Dungeon Crawl Stone Soup is a roguelike game where the player creates a character and guides it through a dungeon, mostly consisting of persistent levels, full of monsters and items, with the goal of retrieving the “Orb of Zot” (a MacGuffin) located there, and escaping alive. To enter the Realm of Zot where the Orb is located, the player must first obtain at least three “runes of Zot” of the 15 available; these are located at the ends of diverse dungeon branches such as the Spider Nest, Tomb, and Slime Pits.

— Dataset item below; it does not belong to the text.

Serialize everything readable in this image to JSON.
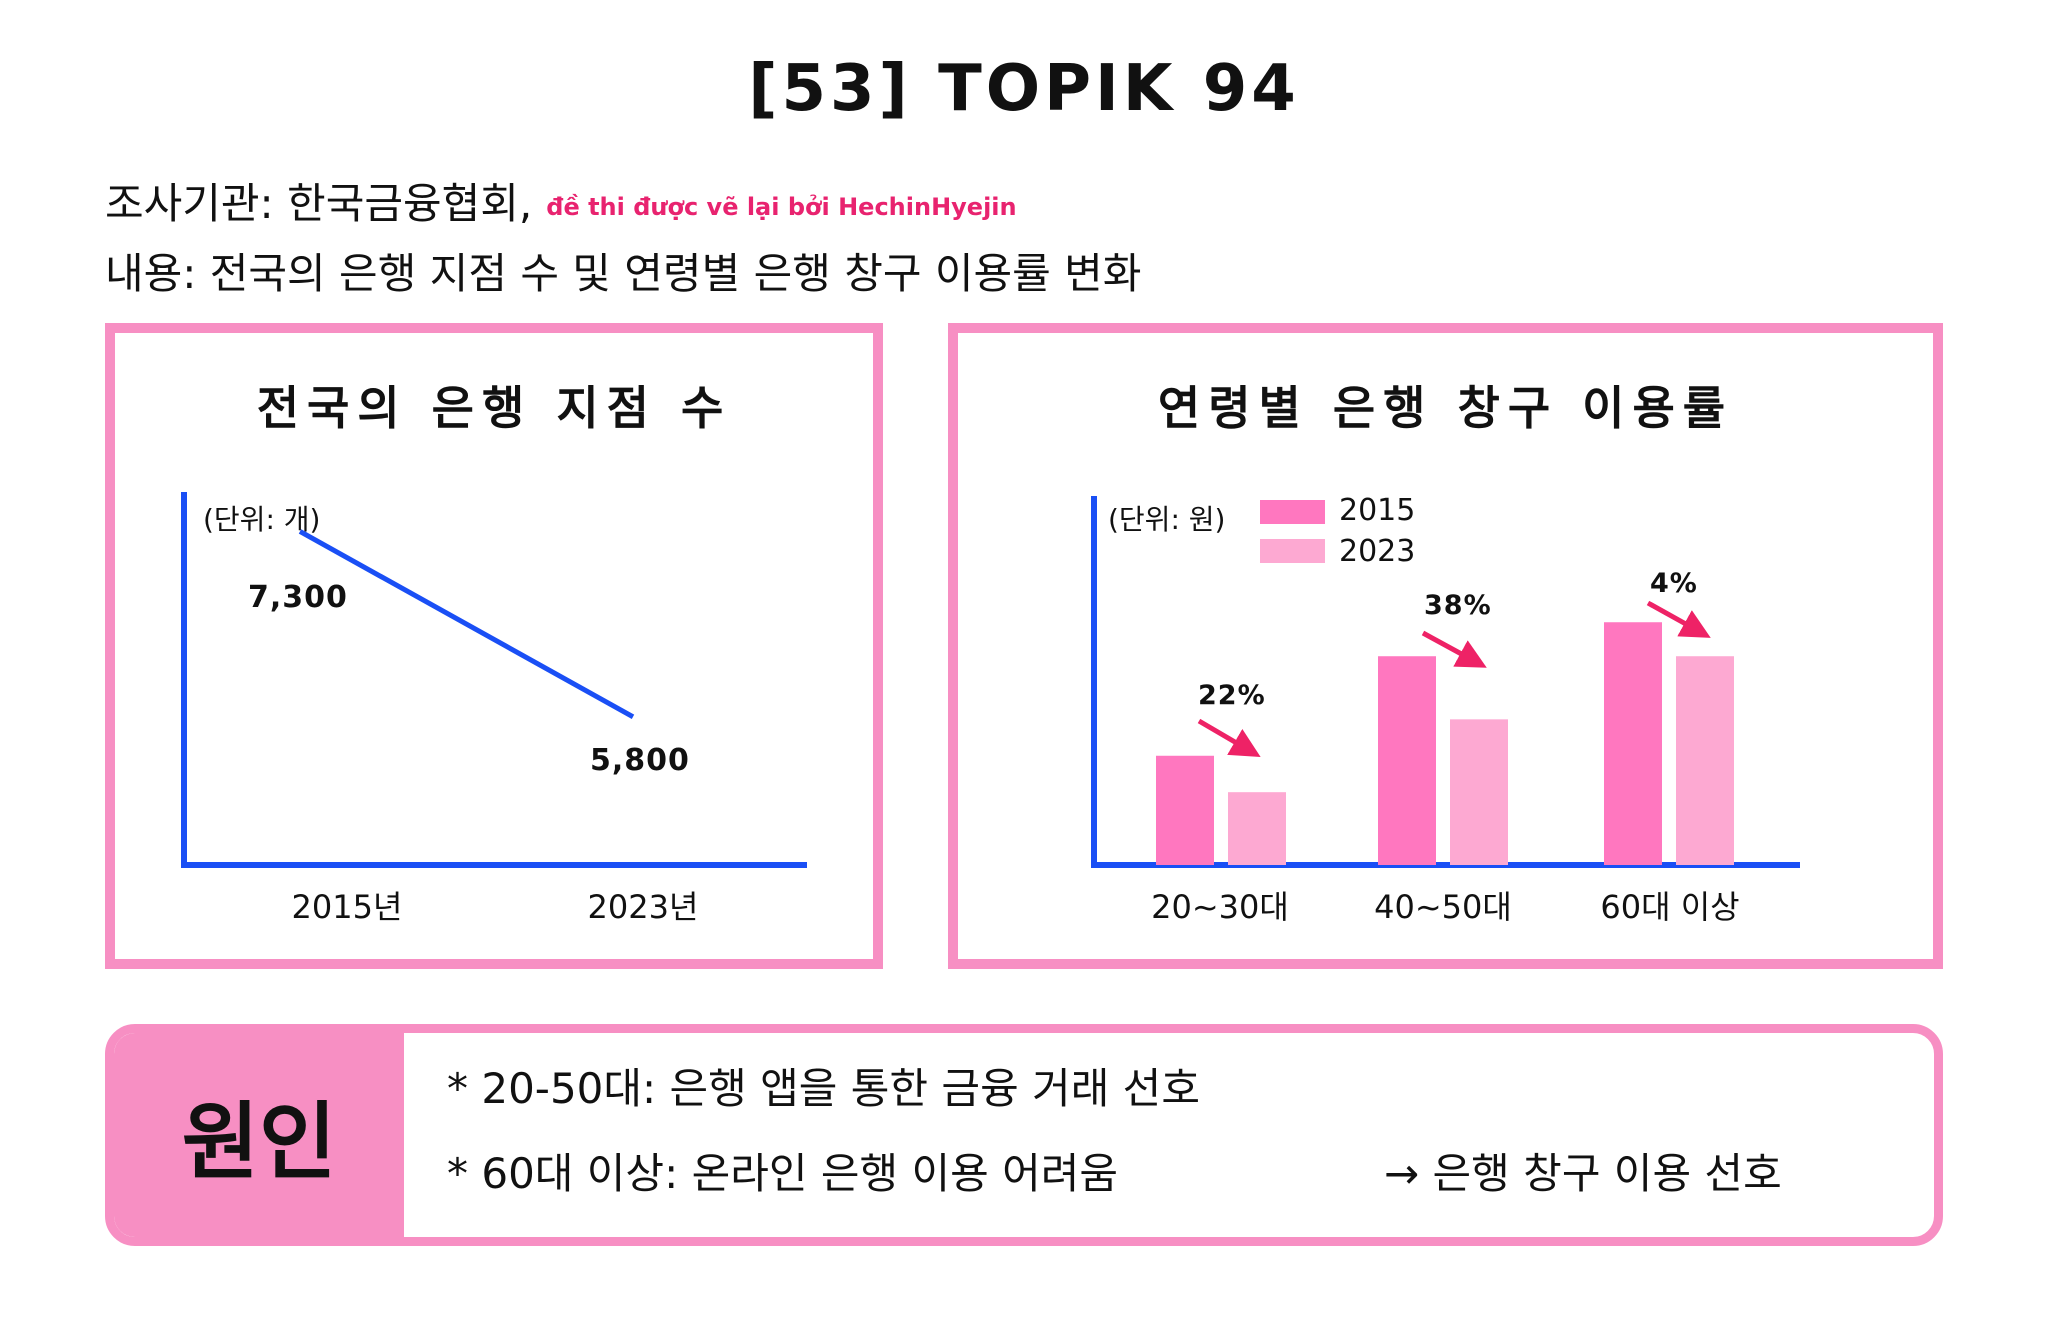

The game has an explicit design philosophy intended to provide interesting strategic and tactical choices within a balanced game; to offer replayability based on random dungeon generation; to make the game accessible and enjoyable without deep knowledge of its internal mechanics; and to present a friendly user interface that can optionally automate several tasks like exploration and searching for previously seen items. Conversely, the developer team seeks to avoid providing incentives for repeating boring actions without consideration, or providing illusory gameplay choices where one alternative is always superior.
Most levels are randomly generated to maximize variety, while the levels containing the objective items are randomly chosen between several manually-designed layouts, which usually contain random elements.